The decision, handed down this week in Anderson et al v. Southern home Care Services, permitted a class action suit to go forward against the company, supporting the long-term goals to bolster wages and conditions for those workers, according to the National Domestic Workers Alliance.
Home care workers were not included in the 1938 federal law that institute the minimum wage.
“Sometimes I have to travel an hour from one client to the next just to give a 15-minute shower,” said Precious Boston, a home care worker and member of the Atlanta chapter of the workers’ group. “We deserve proper compensation for all of the time that we work, and dignity and respect for the important work that we do.”

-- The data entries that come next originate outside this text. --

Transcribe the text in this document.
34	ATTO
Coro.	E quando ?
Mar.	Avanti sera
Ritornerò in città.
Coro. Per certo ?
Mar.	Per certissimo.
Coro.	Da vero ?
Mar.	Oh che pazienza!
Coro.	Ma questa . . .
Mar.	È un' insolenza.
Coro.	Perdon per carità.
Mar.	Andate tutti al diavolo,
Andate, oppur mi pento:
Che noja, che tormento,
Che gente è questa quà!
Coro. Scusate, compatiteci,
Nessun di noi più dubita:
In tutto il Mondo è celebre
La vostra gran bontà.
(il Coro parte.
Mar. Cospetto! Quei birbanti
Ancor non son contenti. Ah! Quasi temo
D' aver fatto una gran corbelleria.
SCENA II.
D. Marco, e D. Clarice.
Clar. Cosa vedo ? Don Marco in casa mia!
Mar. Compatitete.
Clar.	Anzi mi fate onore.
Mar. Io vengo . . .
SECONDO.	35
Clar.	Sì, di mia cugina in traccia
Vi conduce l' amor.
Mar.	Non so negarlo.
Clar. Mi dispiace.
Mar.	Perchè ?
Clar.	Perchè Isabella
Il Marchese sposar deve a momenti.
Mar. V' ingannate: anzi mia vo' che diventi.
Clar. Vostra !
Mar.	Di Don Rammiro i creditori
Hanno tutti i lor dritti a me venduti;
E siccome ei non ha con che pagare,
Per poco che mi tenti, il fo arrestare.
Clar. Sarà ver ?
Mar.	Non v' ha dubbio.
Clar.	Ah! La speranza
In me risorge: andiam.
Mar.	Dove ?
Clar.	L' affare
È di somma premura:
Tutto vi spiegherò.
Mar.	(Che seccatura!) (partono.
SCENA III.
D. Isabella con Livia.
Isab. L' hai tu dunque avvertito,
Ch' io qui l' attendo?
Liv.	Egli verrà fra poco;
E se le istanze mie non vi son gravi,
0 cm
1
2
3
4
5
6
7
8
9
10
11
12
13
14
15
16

Many of the homecare workers provide services to people with disabilities and also to older people, so the demand for their services is likely to rise as baby boomers age, organizers said.
Average wages of homecare workers are below 133 percent of the federal poverty line, and it’s lower for many, said Lovette Kargbo-Thompson, an organizer for the group. “The majority of home care workers are women of color and increasingly immigrants, earning poverty wages.”
In a unanimous decision, David Nahmias, the Court’s chief justice wrote that there were two questions to be decided: whether home care workers are prevented by the 1938 law from being guaranteed a minimum wage, and whether they are prevented from a minimum wage guarantee by Georgia’s minimum wage law.
“We answer both of these questions no.”
Plaintiffs in the case were Margaret Anderson, Mary Dixon, Latasha Williams, and Kyonnie Sutherland.
Defendants in the case were Res–Care and Southern Home Care Services, which is one of its subsidiaries.
In discussing the federal law, the court found that the exemption was aimed at people doing work at the homes of their employers, not those working for a company that placed them into those homes to do the work.
Among other discussion of the Georgia law, Nahmias wrote, “It hardly seems absurd that the General Assembly would want such a minimal level of wage protection for this category of employee.”